The spell that masked whatever the real city looked like had been intended to be comfortable, even homey. It was supposed to make the place look like your hometown, or at least an area you’d be familiar with, which I supposed made sense for a place that served as a giant crossroads for the hells. No one look was going to work for everyone, when “everyone” was a thousand different species with totally different senses. So the Shadowland’s proprietors had said screw it and just given everybody what they wanted.

Or they’d tried. It never worked quite as planned, since it didn’t cover the people, most of whom would have gotten a double take even on the Vegas Strip. But it also didn’t normally look like the origami creation of a possibly insane artist.

But then, it didn’t usually have a pissed-off demon lord messing with it, either.

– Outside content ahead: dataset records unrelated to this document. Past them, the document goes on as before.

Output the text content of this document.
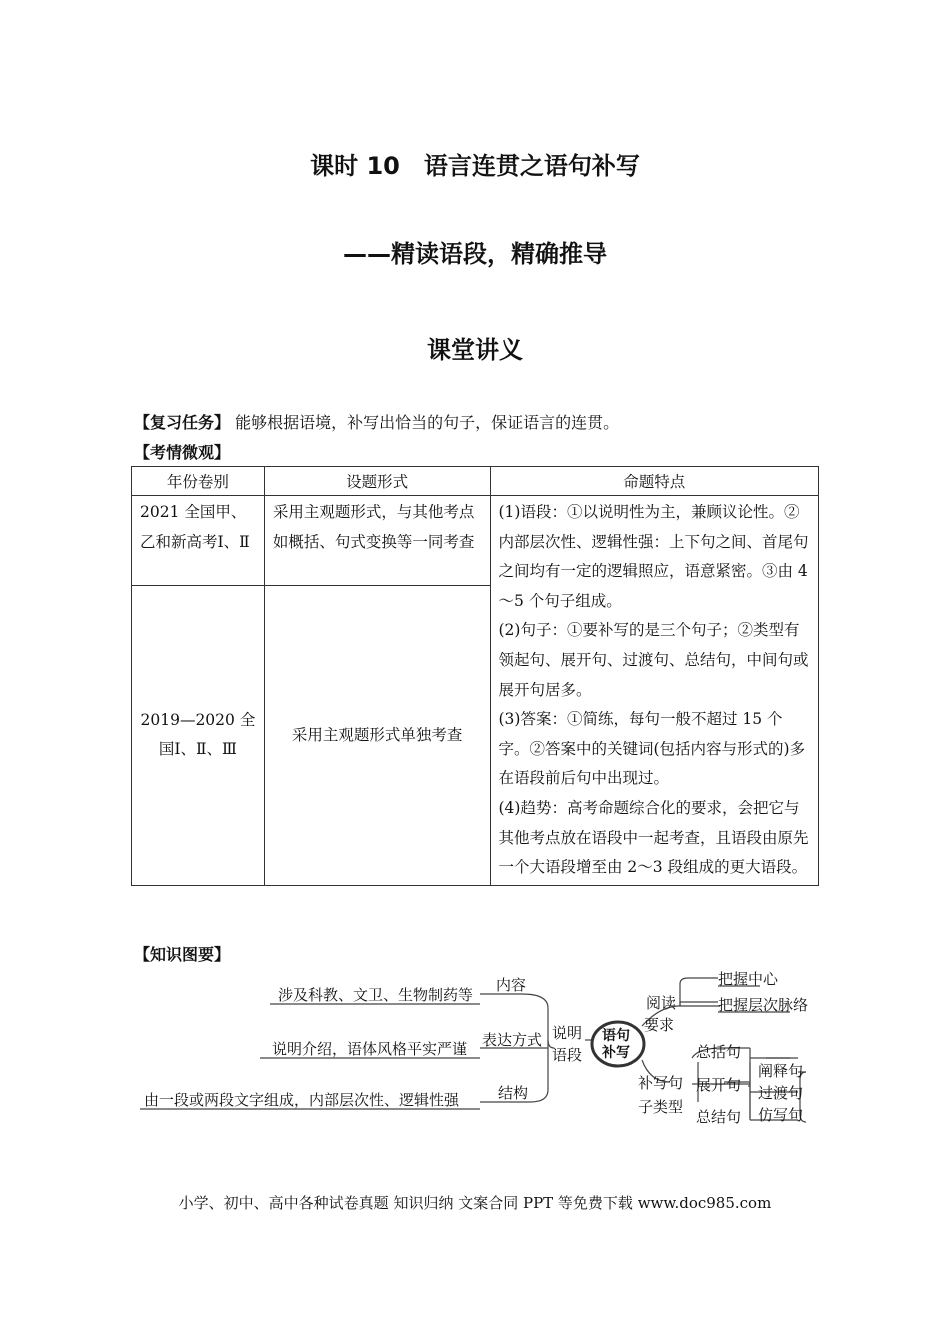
课时 10　语言连贯之语句补写
——精读语段，精确推导
课堂讲义
【复习任务】 能够根据语境，补写出恰当的句子，保证语言的连贯。
【考情微观】
年份卷别	设题形式	命题特点
2021 全国甲、乙和新高考Ⅰ、Ⅱ	采用主观题形式，与其他考点如概括、句式变换等一同考查	(1)语段：①以说明性为主，兼顾议论性。②内部层次性、逻辑性强：上下句之间、首尾句之间均有一定的逻辑照应，语意紧密。③由 4～5 个句子组成。
(2)句子：①要补写的是三个句子；②类型有领起句、展开句、过渡句、总结句，中间句或展开句居多。
(3)答案：①简练，每句一般不超过 15 个字。②答案中的关键词(包括内容与形式的)多在语段前后句中出现过。
(4)趋势：高考命题综合化的要求，会把它与其他考点放在语段中一起考查，且语段由原先一个大语段增至由 2～3 段组成的更大语段。

2019—2020 全国Ⅰ、Ⅱ、Ⅲ	采用主观题形式单独考查	
【知识图要】
语句
补写
涉及科教、文卫、生物制药等
说明介绍，语体风格平实严谨
由一段或两段文字组成，内部层次性、逻辑性强
内容
表达方式
结构
说明
语段
阅读
要求
把握中心
把握层次脉络
补写句
子类型
总括句
展开句
总结句
阐释句
过渡句
仿写句
小学、初中、高中各种试卷真题 知识归纳 文案合同 PPT 等免费下载 www.doc985.com
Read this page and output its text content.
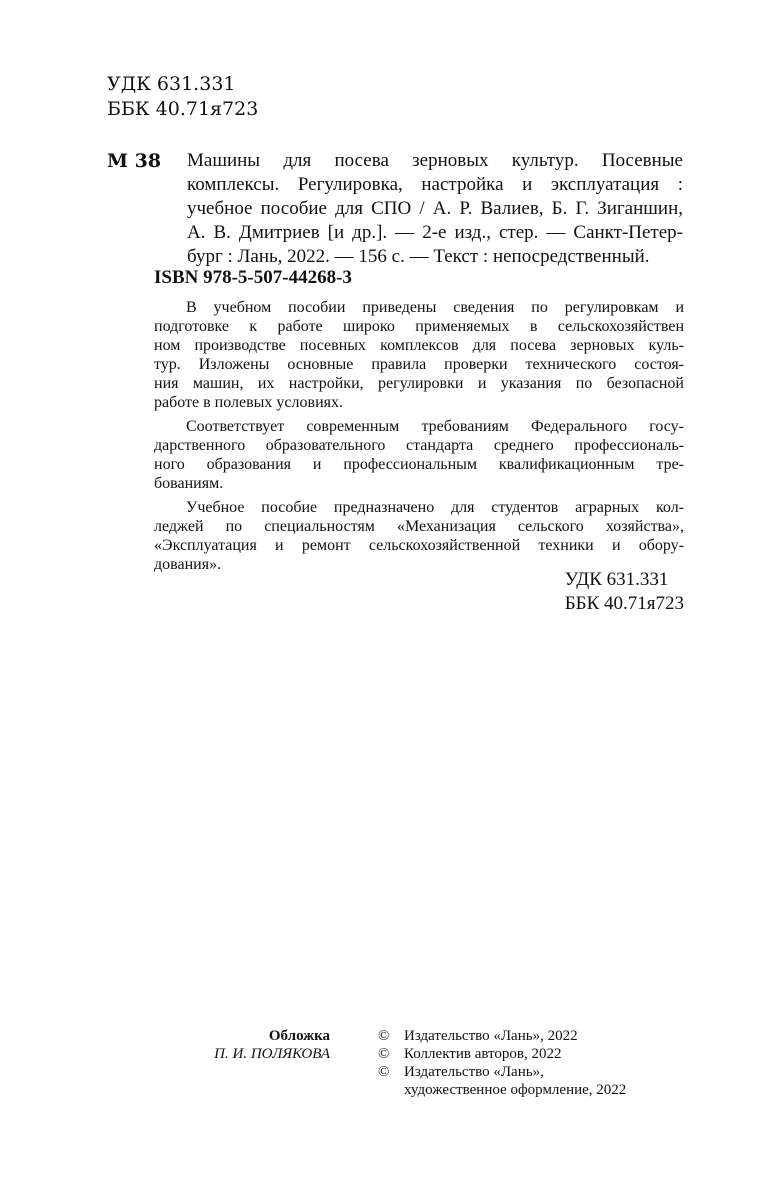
УДК 631.331
ББК 40.71я723
М 38 Машины для посева зерновых культур. Посевные
комплексы. Регулировка, настройка и эксплуатация :
учебное пособие для СПО / А. Р. Валиев, Б. Г. Зиганшин,
А. В. Дмитриев [и др.]. — 2-е изд., стер. — Санкт-Петер-
бург : Лань, 2022. — 156 с. — Текст : непосредственный.
ISBN 978-5-507-44268-3
В учебном пособии приведены сведения по регулировкам и
подготовке к работе широко применяемых в сельскохозяйствен
ном производстве посевных комплексов для посева зерновых куль-
тур. Изложены основные правила проверки технического состоя-
ния машин, их настройки, регулировки и указания по безопасной
работе в полевых условиях.
Соответствует современным требованиям Федерального госу-
дарственного образовательного стандарта среднего профессиональ-
ного образования и профессиональным квалификационным тре-
бованиям.
Учебное пособие предназначено для студентов аграрных кол-
леджей по специальностям «Механизация сельского хозяйства»,
«Эксплуатация и ремонт сельскохозяйственной техники и обору-
дования».
УДК 631.331
ББК 40.71я723
Обложка
П. И. ПОЛЯКОВА
© Издательство «Лань», 2022
© Коллектив авторов, 2022
© Издательство «Лань»,
художественное оформление, 2022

At least, that’s why I assumed that the street outside, which was supposed to lead to the council building, had suddenly acquired a severe case of ADHD. Rosier was clearly intent on me not being allowed to make my case. And so far, he was doing a damned fine job.

My power worked, to a limited degree, in the Shadowland, at least when I wasn’t exhausted. But I couldn’t shift when I didn’t know where I was going. And when the road was changing even as I looked at it. And while dragging along a guy who apparently didn’t want to go anyway.

“Yes, it’s relevant!” Pritkin said. “I am trying to make Cassie understand why she needs to drop this and go home!”

“I’ll be happy to,” I told him evenly. “After we see the council—”

“We don’t need the council—”

“We do when you can’t go back to earth without them!”

“I’m not going back to earth.” It sounded final.

Like hell it was final.

“I didn’t come all this way, go through all that”—I waved an arm wildly, because I didn’t have words for the last week—“just to go home without you!”

“Well, get used to the idea,” Pritkin said curtly, and sloshed some more hell juice into his glass.

“What is this stuff?” Caleb asked, looking at his drink suspiciously. He had yet to touch it.